1.29 RETIREE means an Employee who has 10 or more years of eligible service
completed with the Employer in a classified position or an unclassified
management position, and who is eligible to file without penalty for receipt of
retirement benefits and who has been covered under the Plan continuously and
immediately prior to retirement for 12 consecutive moths; or who is totally and
permanently disabled and has 10 or more years of eligible service completed
with the Employer in a classified position or unclassified management position
and has exhausted his COBRA continuation period.

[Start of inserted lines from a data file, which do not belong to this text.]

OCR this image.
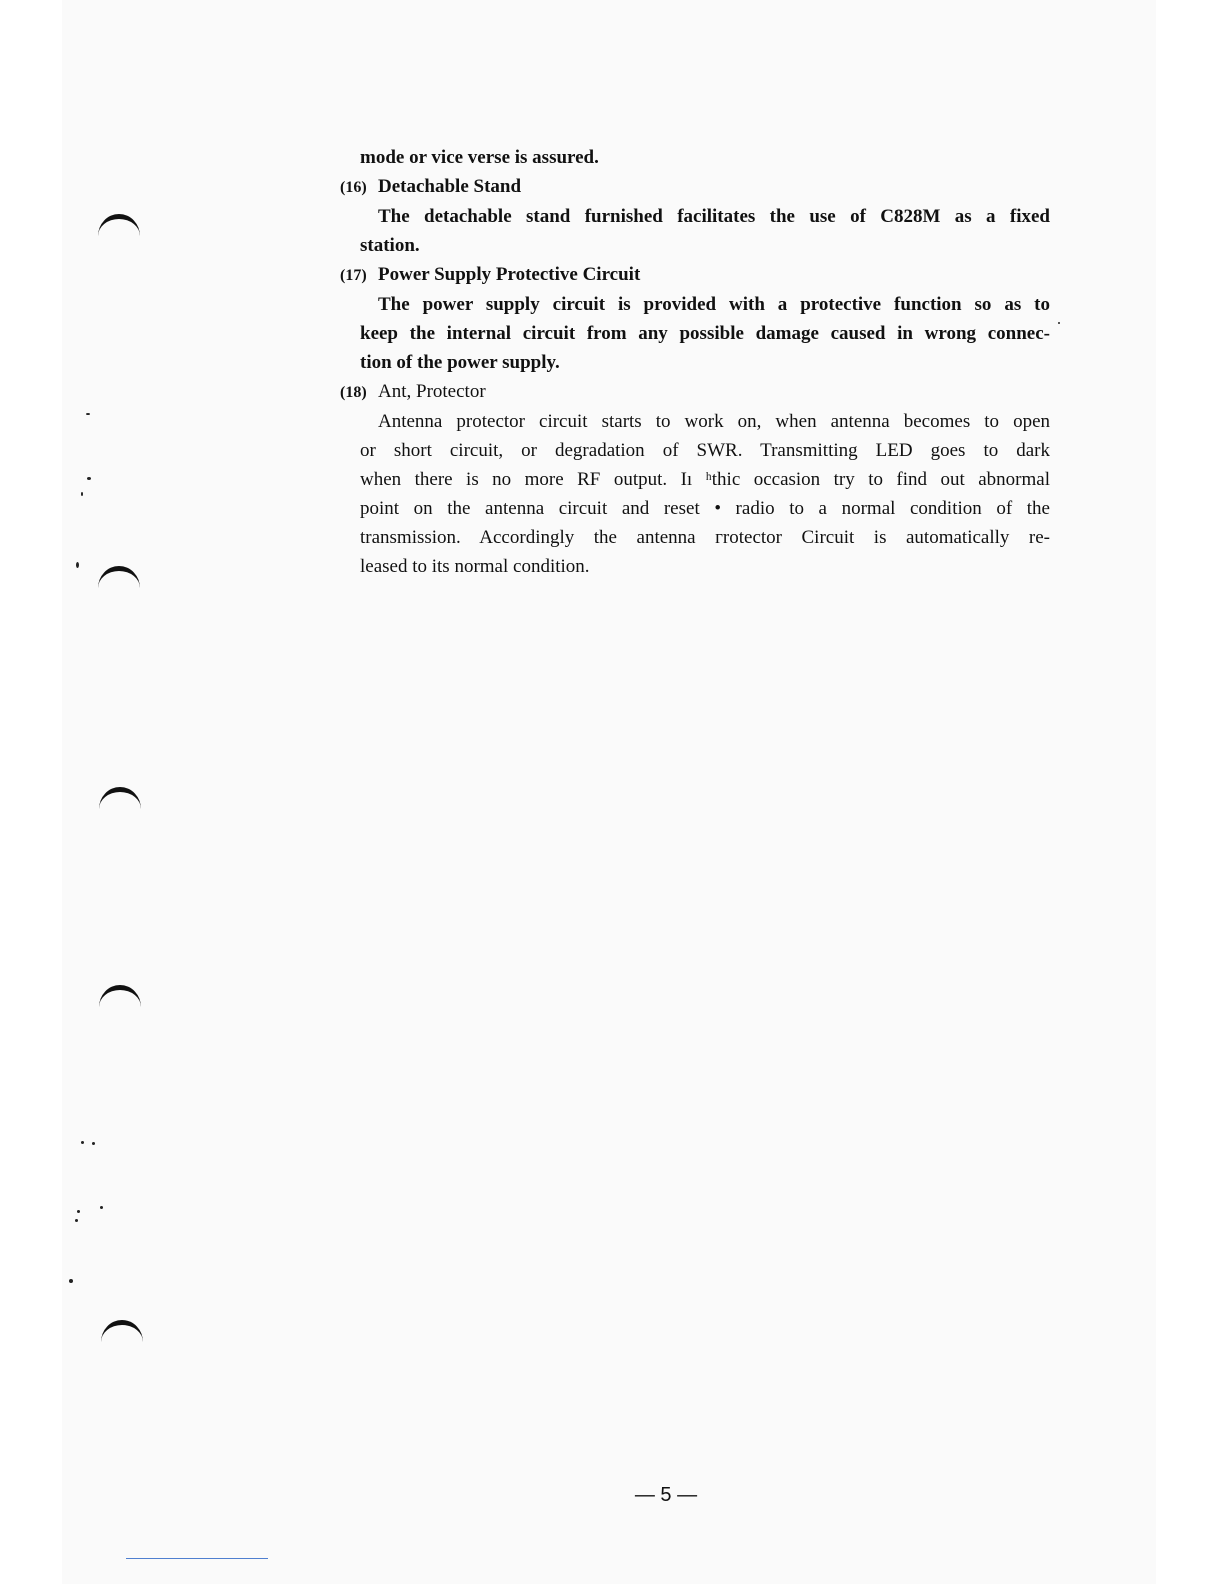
mode or vice verse is assured.
(16) Detachable Stand
The detachable stand furnished facilitates the use of C828M as a fixed
station.
(17) Power Supply Protective Circuit
The power supply circuit is provided with a protective function so as to
keep the internal circuit from any possible damage caused in wrong connec-
tion of the power supply.
(18) Ant, Protector
Antenna protector circuit starts to work on, when antenna becomes to open
or short circuit, or degradation of SWR. Transmitting LED goes to dark
when there is no more RF output. Iı ʰthiс occasion try to find out abnormal
point on the antenna circuit and reset • radio to a normal condition of the
transmission. Accordingly the antenna гrotector Circuit is automatically re-
leased to its normal condition.
— 5 —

1.30 SERVICE means a procedure or supply that is provided by a Dentist in
connection with the dental care of a Person.
1.31 STARTED means
• For Full Dentures or Partial Dentures (removable partial dentures): The date the
final impression is taken.
• For Fixed Bridges (fixed partial dentures), Crowns, Inlays, Onlays and other
laboratory prepared restorations: The date the teeth are first prepared (i.e., drilled
down) to receive the restoration.
Contract Page 4
DDPCO— C06
For Root Canal Therapy: The date the pulp chamber is first opened.

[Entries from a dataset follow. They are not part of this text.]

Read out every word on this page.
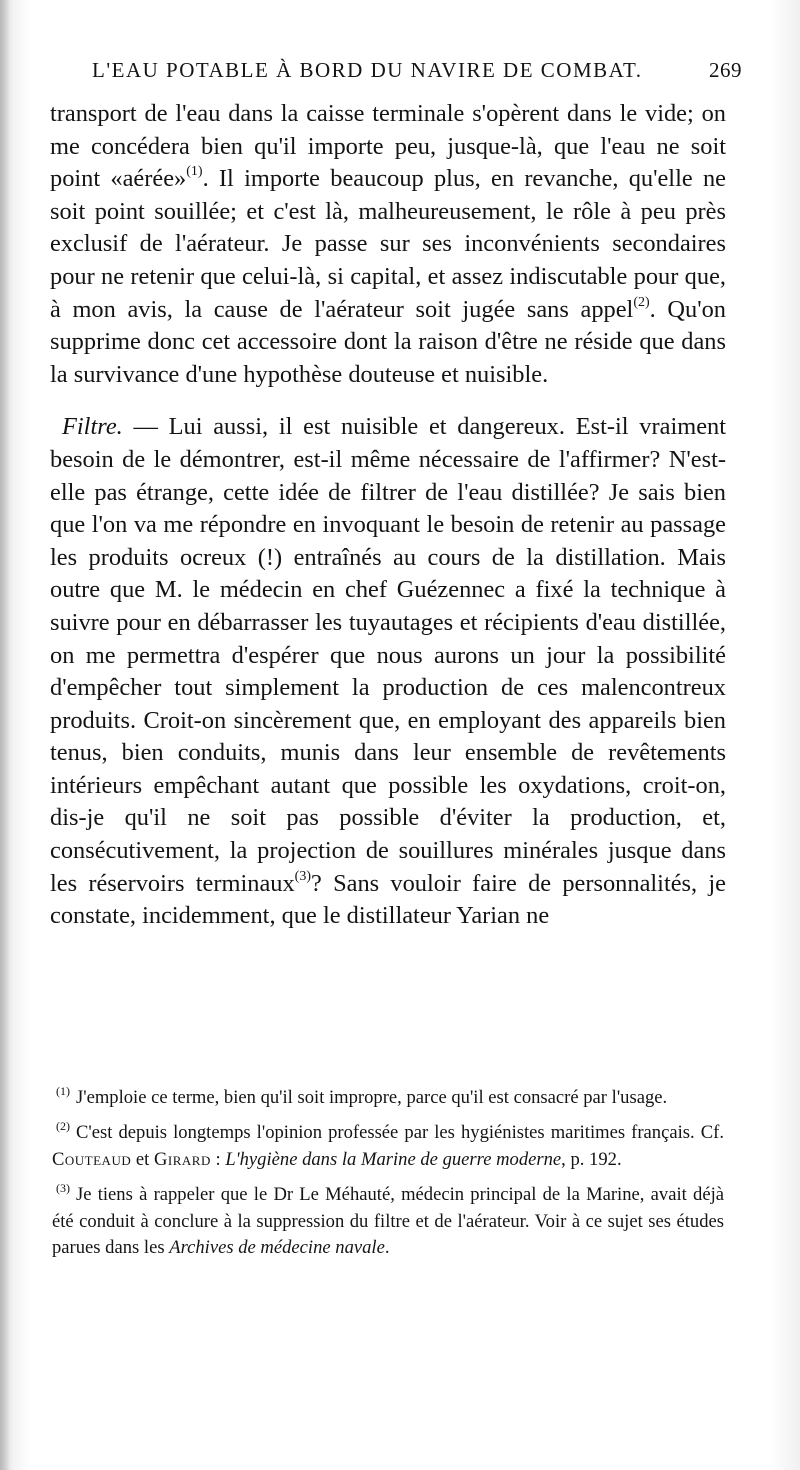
L'EAU POTABLE À BORD DU NAVIRE DE COMBAT.	269

transport de l'eau dans la caisse terminale s'opèrent dans le vide; on me concédera bien qu'il importe peu, jusque-là, que l'eau ne soit point «aérée»$^{(1)}$. Il importe beaucoup plus, en revanche, qu'elle ne soit point souillée; et c'est là, malheureusement, le rôle à peu près exclusif de l'aérateur. Je passe sur ses inconvénients secondaires pour ne retenir que celui-là, si capital, et assez indiscutable pour que, à mon avis, la cause de l'aérateur soit jugée sans appel$^{(2)}$. Qu'on supprime donc cet accessoire dont la raison d'être ne réside que dans la survivance d'une hypothèse douteuse et nuisible.

Filtre. — Lui aussi, il est nuisible et dangereux. Est-il vraiment besoin de le démontrer, est-il même nécessaire de l'affirmer? N'est-elle pas étrange, cette idée de filtrer de l'eau distillée? Je sais bien que l'on va me répondre en invoquant le besoin de retenir au passage les produits ocreux (!) entraînés au cours de la distillation. Mais outre que M. le médecin en chef Guézennec a fixé la technique à suivre pour en débarrasser les tuyautages et récipients d'eau distillée, on me permettra d'espérer que nous aurons un jour la possibilité d'empêcher tout simplement la production de ces malencontreux produits. Croit-on sincèrement que, en employant des appareils bien tenus, bien conduits, munis dans leur ensemble de revêtements intérieurs empêchant autant que possible les oxydations, croit-on, dis-je qu'il ne soit pas possible d'éviter la production, et, consécutivement, la projection de souillures minérales jusque dans les réservoirs terminaux$^{(3)}$? Sans vouloir faire de personnalités, je constate, incidemment, que le distillateur Yarian ne

$^{(1)}$ J'emploie ce terme, bien qu'il soit impropre, parce qu'il est consacré par l'usage.

$^{(2)}$ C'est depuis longtemps l'opinion professée par les hygiénistes maritimes français. Cf. Couteaud et Girard : L'hygiène dans la Marine de guerre moderne, p. 192.

$^{(3)}$ Je tiens à rappeler que le Dr Le Méhauté, médecin principal de la Marine, avait déjà été conduit à conclure à la suppression du filtre et de l'aérateur. Voir à ce sujet ses études parues dans les Archives de médecine navale.
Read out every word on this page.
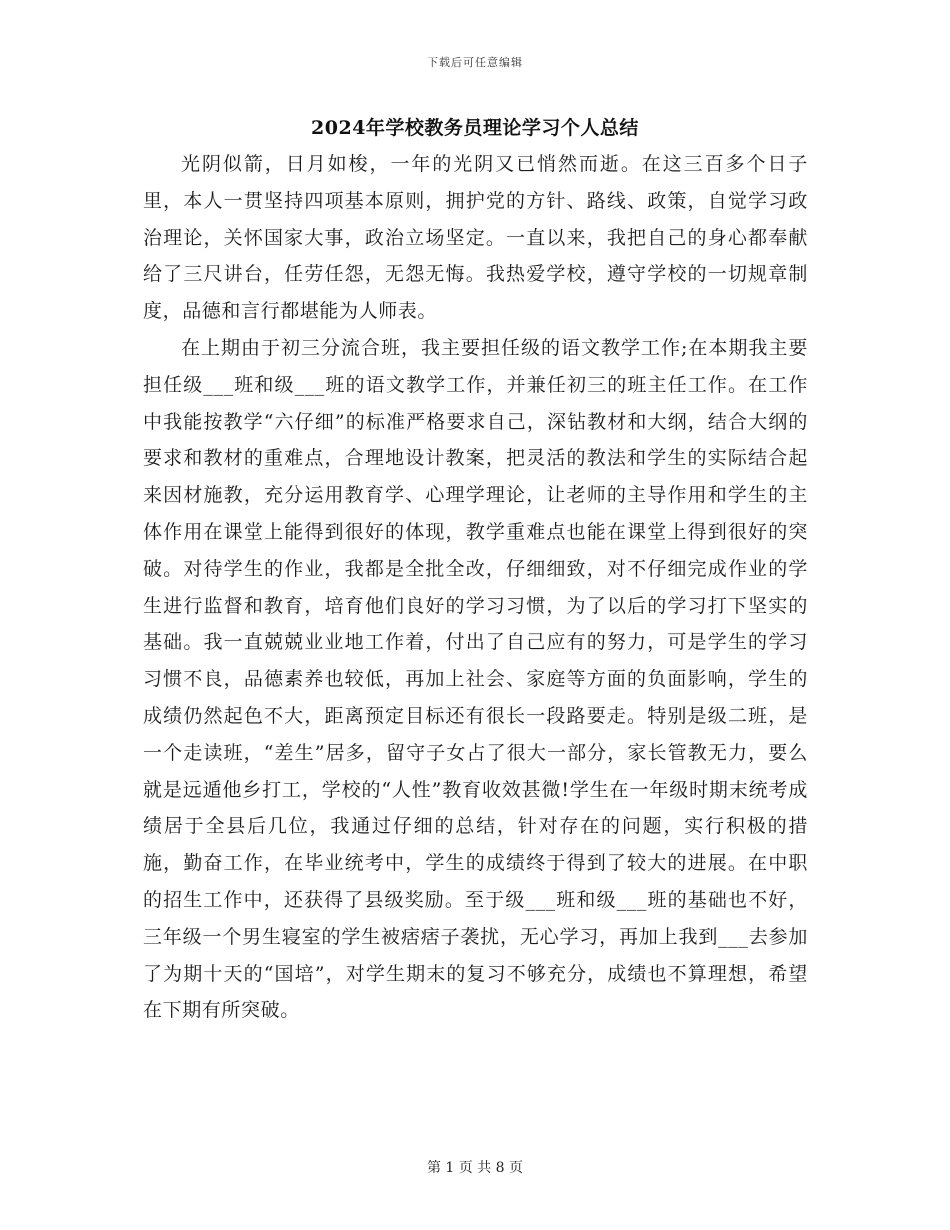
下载后可任意编辑
2024年学校教务员理论学习个人总结

光阴似箭，日月如梭，一年的光阴又已悄然而逝。在这三百多个日子里，本人一贯坚持四项基本原则，拥护党的方针、路线、政策，自觉学习政治理论，关怀国家大事，政治立场坚定。一直以来，我把自己的身心都奉献给了三尺讲台，任劳任怨，无怨无悔。我热爱学校，遵守学校的一切规章制度，品德和言行都堪能为人师表。

在上期由于初三分流合班，我主要担任级的语文教学工作;在本期我主要担任级___班和级___班的语文教学工作，并兼任初三的班主任工作。在工作中我能按教学“六仔细”的标准严格要求自己，深钻教材和大纲，结合大纲的要求和教材的重难点，合理地设计教案，把灵活的教法和学生的实际结合起来因材施教，充分运用教育学、心理学理论，让老师的主导作用和学生的主体作用在课堂上能得到很好的体现，教学重难点也能在课堂上得到很好的突破。对待学生的作业，我都是全批全改，仔细细致，对不仔细完成作业的学生进行监督和教育，培育他们良好的学习习惯，为了以后的学习打下坚实的基础。我一直兢兢业业地工作着，付出了自己应有的努力，可是学生的学习习惯不良，品德素养也较低，再加上社会、家庭等方面的负面影响，学生的成绩仍然起色不大，距离预定目标还有很长一段路要走。特别是级二班，是一个走读班，“差生”居多，留守子女占了很大一部分，家长管教无力，要么就是远遁他乡打工，学校的“人性”教育收效甚微!学生在一年级时期末统考成绩居于全县后几位，我通过仔细的总结，针对存在的问题，实行积极的措施，勤奋工作，在毕业统考中，学生的成绩终于得到了较大的进展。在中职的招生工作中，还获得了县级奖励。至于级___班和级___班的基础也不好，三年级一个男生寝室的学生被痞痞子袭扰，无心学习，再加上我到___去参加了为期十天的“国培”，对学生期末的复习不够充分，成绩也不算理想，希望在下期有所突破。

第 1 页 共 8 页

For Periodontal Surgery: The date the surgery is actually performed.
For All Other Services: The date the Service is performed.
1.32 SUBSCRIBER means:
• an Employee or Dependent who is eligible to be covered under this Contract
pursuant to Article III, is enrolled for the Group Dental Benefits provided in
accordance with this Contract, and for whom the appropriate monthly
Premium specified in Article II is received; or
• a person ceasing to be eligible who elects continued coverage as provided in
Article VIII, is enrolled for the Group Dental Benefits provided in accordance
with this Contract and for whom the appropriate monthly Premium specified in
Article II is received.
1.33 TIED -TO -MEDICAL means the Applicant has packaged the dental benefits with
the medical plan that the Applicant offers. Only those who enroll for medical
coverage will be considered Subscribers under a dental Contract that is tied -to -
medical. If the Applicant has chosen Tied -To -Medical, then the option will
be noted on the Declaration Page
1.34 WAITING PERIOD means a period of time starting on a Subscriber's Effective
Date (the date that Person's coverage under the Contract began) before Benefits
for certain Services become payable. If a Covered Service is Completed before
the Waiting Period for that Service ends, that Service is not covered under the
Contract. If a Person's coverage under the Contract ended and then the Person
later becomes covered again, that Person's Effective Date is the most recent
Effective Date unless stated otherwise in the Contract. If Waiting Periods are
applicable to coverage, they are noted on the Declaration Page.
ARTICLE II. MONTHLY PREMIUM
2.01 PREMIUM DUE DATE. The Group agrees to remit to Delta Dental during the
Contract Term, a monthly Premium that will become due and payable on the first
day of the month, for each Employee.
2.02 MONTHLY PREMIUM. The Monthly Premiums for each Employee are as noted
on the Declaration Page.
2.03 INITIAL PREMIUM. This Contract will not be in effect until the initial Premium is
received by Delta Dental. Subsequent Premiums will become due and payable
on the first day of each month.
2.04 PREMIUMS AT TERMINATION. In the event this Contract terminates for any
. reason, the Applicant will be liable for all Premiums due but unpaid.